John is watching him carefully. "I've been working for Mycroft, I agreed to help hunt down Moran - Mycroft said he had others looking for him, but I had no idea - " His voice shivers and he cuts himself off. "God, Sherlock, where have you been?"

He sounds desperate, his voice thin, and Sherlock opens his mouth but doesn't know where to start, there is too much to say and it is too close, and he can't bear it here a second longer.

He takes John's hands, enjoys their warmth, their reality.

"We should go," he whispers.

And that is how they end up back in the Old Town Square, sitting right down on the cobbles in the middle of the Square, huddled in their coats, and staring up at the once more illuminated Cathedral. Sherlock thinks about how he stood here almost a month ago, more lost than he had ever been in his life. He draws his knees up to his chin, shuffles closer to John and, in a low voice, tells John everything. He talks of Tibet (he doesn't mention Siger, his fake namesake, but he thinks of him and smiles inwardly), he talks of China, of India, of Europe, he talks of all those of Moriarty's group whom he arrested or, in the extreme cases, killed. He feels the warm of John all across his arm and talks about his interview with Mycroft, about Cadiz, about Winterpole, about lékařka. He doesn't talk of his dreams; they're only dreams after all.

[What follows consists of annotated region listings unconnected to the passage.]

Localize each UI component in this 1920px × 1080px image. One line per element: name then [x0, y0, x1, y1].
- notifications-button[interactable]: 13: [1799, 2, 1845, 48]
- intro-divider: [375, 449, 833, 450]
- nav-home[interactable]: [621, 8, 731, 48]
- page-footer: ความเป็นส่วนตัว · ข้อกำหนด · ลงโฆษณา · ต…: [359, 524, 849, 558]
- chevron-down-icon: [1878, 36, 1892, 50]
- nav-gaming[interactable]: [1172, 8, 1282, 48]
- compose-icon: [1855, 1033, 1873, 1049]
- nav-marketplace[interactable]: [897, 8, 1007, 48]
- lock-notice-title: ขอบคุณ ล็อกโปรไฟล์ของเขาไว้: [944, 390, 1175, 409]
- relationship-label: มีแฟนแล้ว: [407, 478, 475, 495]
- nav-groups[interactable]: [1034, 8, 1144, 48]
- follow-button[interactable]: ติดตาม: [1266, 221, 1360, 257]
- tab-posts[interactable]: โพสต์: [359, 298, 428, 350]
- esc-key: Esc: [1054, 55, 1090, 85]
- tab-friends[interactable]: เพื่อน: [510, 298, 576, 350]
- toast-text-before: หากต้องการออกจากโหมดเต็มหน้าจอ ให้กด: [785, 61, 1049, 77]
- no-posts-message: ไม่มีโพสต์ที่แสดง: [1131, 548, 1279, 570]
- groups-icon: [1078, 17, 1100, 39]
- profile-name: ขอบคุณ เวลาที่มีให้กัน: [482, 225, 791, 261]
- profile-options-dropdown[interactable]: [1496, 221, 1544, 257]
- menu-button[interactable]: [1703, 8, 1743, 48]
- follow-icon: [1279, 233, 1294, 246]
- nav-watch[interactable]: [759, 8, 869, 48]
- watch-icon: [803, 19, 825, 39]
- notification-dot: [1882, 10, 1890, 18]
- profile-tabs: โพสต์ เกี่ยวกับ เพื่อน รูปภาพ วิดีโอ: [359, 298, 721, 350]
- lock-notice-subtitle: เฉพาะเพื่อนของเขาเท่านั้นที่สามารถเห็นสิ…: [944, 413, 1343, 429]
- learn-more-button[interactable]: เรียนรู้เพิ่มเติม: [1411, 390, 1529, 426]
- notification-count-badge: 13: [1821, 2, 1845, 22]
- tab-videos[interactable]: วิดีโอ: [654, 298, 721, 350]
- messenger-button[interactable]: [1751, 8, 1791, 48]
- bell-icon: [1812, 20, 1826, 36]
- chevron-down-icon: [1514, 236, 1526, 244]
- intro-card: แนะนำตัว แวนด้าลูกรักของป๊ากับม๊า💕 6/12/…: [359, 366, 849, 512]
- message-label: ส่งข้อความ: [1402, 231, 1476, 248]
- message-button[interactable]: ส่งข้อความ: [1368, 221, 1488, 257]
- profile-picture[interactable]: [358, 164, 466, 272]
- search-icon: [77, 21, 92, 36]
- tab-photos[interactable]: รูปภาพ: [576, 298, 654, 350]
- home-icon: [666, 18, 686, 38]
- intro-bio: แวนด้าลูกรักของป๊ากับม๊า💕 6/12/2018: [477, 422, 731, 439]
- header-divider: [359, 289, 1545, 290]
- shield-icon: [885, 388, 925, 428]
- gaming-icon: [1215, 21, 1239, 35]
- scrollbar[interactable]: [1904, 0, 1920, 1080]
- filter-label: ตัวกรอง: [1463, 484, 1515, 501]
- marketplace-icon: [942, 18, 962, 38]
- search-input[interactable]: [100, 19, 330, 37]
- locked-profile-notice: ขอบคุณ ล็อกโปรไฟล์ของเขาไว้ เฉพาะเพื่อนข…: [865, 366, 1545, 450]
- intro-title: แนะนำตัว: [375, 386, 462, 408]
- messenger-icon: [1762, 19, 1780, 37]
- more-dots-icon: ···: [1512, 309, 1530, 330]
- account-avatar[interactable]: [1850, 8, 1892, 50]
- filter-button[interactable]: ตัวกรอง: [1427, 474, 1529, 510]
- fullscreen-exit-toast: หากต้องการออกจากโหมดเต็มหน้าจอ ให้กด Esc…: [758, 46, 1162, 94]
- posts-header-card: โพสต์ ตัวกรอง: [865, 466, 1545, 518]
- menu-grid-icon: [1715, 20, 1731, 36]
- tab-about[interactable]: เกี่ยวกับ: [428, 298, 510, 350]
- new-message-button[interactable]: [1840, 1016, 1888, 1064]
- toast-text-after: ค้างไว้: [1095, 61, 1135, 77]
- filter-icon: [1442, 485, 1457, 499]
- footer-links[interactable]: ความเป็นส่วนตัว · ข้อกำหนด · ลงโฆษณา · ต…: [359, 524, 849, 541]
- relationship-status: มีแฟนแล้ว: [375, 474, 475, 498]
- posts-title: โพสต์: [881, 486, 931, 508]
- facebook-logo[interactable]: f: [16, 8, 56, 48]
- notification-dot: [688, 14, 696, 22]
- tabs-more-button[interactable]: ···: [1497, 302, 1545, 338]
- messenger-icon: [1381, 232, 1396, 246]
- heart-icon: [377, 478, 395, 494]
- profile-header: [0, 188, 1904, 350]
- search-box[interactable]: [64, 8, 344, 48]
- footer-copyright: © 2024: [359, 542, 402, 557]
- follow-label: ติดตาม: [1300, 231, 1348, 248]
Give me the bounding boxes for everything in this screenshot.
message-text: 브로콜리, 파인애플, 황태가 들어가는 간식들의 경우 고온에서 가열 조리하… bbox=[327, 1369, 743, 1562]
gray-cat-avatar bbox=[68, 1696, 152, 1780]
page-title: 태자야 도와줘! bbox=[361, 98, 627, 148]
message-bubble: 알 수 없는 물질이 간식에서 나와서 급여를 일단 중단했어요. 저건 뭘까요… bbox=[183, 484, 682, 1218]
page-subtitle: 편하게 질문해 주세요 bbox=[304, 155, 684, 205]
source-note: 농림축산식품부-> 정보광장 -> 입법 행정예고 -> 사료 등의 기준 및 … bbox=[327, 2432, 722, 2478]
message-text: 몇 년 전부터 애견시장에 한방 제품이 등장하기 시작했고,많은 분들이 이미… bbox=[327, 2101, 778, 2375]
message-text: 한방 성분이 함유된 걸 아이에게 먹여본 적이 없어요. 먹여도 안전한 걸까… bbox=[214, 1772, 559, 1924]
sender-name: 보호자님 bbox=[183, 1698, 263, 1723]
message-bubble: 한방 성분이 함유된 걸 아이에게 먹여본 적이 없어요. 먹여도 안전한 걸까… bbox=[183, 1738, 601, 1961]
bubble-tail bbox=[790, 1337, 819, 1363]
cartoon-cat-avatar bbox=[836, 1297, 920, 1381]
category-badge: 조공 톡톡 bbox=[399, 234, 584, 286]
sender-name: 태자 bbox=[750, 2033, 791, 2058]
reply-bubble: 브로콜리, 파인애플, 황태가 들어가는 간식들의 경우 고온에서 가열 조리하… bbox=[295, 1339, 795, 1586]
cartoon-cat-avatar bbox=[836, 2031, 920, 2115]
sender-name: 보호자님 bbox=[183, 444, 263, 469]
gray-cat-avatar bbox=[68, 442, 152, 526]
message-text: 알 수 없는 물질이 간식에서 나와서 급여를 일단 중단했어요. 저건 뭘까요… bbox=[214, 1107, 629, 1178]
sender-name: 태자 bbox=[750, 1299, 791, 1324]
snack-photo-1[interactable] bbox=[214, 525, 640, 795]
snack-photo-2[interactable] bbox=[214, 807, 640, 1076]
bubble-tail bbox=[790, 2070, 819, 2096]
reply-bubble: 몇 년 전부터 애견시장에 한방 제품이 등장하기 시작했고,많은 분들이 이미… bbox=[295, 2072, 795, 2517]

When he's finished, John speaks. "When you left - I - I didn't know what to do. It felt all wrong. Like you shouldn't be dead, like there was some big mistake. Mycroft kept prompting me to join him, to avoid - what it was like before you - so I did. It helped, a bit, but it wasn't - well I mean, of course it wasn't - it wasn't the same." He takes in a breath. "I didn't kill Cadiz. There was no reason to, I just went to her for information. Moran must have killed her - maybe to silence her, maybe they had an argument, I don't know. But I have killed others. I have - done things I wouldn't have done before. I think I lost me. Do - do you understand?"

Sherlock puts his head on John's shoulder, listens to the hum of blood under his skin. "Yes," he says.

But he's back now, he thinks. Sherlock is back now, John is back now. Sherlock can think now.

He thinks how rare it is that they could have found each other, not simply once but twice, and how many people never manage it, never find anyone even half as important in their entire lives. He thinks how they will die together, because dying separately is fundamentally wrong, as this has shown.

John sighs as if he is letting go of some great pain and drops his head into Sherlock's hair. "Can we go home now?" he pleads into Sherlock's soft curls. Sherlock feels his voice vibrate through his skull, shaking and warming him.

He thinks of Baker Street, of warm fires and skulls and tea and domestic arguments. He thinks of London, of the throb and swell of London and all its crimes, Moriarty or no Moriarty.

He has never been so happy in his entire life, or so exhausted.

"Home," he says, closing his eyes. "Let's go home."